Der Fall reiht sich ein in eine Serie ähnlicher Ereignisse in verschiedenen deutschen Städten. Immer wieder werden Verstorbene erst nach Monaten oder gar Jahren gefunden – oftmals Menschen, die wenig soziale Kontakte hatten und deren Abwesenheit kaum jemand bemerkte. Sozialforscher sprechen in solchen Fällen von „unsichtbaren Bürgern“, die zwar mitten in der Gesellschaft leben, aber gleichzeitig völlig isoliert sind.

Besonders tragisch: Häufig handelt es sich nicht um hochbetagte oder pflegebedürftige Menschen, sondern um Personen mittleren Alters, die aus unterschiedlichen Gründen keinen Anschluss zu Nachbarschaft oder Familie hatten.

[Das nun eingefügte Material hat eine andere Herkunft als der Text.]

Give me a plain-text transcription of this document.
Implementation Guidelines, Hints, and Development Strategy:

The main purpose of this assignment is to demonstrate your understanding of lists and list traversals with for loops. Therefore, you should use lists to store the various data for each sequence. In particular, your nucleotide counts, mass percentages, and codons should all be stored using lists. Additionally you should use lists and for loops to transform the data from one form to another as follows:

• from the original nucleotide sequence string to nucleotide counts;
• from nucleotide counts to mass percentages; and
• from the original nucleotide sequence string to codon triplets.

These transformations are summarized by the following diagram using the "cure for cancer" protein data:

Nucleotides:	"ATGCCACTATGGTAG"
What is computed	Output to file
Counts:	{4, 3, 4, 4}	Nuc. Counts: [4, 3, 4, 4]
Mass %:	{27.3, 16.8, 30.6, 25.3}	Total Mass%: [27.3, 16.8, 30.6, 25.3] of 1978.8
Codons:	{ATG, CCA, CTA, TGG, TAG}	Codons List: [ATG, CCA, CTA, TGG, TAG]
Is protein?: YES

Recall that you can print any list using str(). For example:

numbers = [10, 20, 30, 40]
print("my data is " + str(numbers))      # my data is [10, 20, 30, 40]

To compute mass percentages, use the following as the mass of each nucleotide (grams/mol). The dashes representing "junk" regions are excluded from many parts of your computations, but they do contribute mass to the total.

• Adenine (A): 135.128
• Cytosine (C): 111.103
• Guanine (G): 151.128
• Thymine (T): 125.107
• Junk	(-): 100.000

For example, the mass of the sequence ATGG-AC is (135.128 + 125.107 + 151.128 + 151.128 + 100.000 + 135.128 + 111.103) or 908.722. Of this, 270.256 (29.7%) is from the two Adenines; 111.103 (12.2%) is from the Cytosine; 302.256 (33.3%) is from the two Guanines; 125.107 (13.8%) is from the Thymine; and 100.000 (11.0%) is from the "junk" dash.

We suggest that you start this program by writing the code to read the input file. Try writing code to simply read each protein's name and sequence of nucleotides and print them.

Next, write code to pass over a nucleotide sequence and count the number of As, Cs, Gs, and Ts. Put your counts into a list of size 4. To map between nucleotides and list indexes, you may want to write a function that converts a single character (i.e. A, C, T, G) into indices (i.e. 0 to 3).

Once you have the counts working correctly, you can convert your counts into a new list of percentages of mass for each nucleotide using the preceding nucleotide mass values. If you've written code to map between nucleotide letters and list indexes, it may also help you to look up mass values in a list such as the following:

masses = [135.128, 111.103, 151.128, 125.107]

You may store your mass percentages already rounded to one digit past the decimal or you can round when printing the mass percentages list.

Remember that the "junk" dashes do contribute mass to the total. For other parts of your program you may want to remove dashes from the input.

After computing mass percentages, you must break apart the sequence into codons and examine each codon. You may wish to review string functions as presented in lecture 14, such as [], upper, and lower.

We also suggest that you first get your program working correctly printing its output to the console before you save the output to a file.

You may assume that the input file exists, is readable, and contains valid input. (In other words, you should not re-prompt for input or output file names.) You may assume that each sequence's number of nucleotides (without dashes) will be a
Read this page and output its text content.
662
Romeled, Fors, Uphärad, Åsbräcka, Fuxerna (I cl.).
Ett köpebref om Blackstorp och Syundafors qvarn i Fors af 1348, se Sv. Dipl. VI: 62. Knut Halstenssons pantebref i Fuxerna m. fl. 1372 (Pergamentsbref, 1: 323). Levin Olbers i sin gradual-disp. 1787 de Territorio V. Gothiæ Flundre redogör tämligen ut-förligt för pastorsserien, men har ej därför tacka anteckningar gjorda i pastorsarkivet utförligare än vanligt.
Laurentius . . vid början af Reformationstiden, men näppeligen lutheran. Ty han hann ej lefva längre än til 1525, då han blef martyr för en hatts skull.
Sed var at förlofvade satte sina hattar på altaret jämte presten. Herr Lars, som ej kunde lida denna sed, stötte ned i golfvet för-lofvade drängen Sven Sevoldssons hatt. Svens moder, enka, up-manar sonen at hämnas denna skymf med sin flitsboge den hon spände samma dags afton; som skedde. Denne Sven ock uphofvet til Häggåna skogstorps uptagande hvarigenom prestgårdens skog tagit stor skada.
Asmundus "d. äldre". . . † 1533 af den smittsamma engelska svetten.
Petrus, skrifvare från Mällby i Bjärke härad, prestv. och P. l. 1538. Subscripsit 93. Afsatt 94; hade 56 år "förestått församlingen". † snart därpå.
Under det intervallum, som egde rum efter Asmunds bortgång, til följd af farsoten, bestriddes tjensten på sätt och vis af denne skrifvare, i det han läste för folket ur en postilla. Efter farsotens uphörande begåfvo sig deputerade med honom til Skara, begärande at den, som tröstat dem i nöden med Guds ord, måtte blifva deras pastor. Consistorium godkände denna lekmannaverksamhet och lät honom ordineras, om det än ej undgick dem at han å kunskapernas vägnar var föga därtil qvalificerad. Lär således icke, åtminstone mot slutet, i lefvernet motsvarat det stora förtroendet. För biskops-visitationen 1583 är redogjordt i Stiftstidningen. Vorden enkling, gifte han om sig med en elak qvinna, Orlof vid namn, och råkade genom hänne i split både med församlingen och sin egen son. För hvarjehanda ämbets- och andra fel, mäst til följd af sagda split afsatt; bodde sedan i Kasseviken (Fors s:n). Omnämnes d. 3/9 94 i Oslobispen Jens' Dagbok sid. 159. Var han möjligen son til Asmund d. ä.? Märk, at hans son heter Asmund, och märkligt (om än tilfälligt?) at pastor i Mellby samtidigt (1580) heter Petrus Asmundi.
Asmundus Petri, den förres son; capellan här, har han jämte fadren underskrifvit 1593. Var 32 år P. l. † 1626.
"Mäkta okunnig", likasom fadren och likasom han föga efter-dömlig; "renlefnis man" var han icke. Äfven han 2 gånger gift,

Auch in Hannover fragen sich viele nun: Wie kann es passieren, dass ein Mensch zwei Jahre lang niemandem auffällt? Und welche Verantwortung tragen Gesellschaft, Nachbarschaft und Vermieter, solchen Fällen vorzubeugen?

Die Diskussion darüber dürfte nach diesem Fund erneut Fahrt aufnehmen.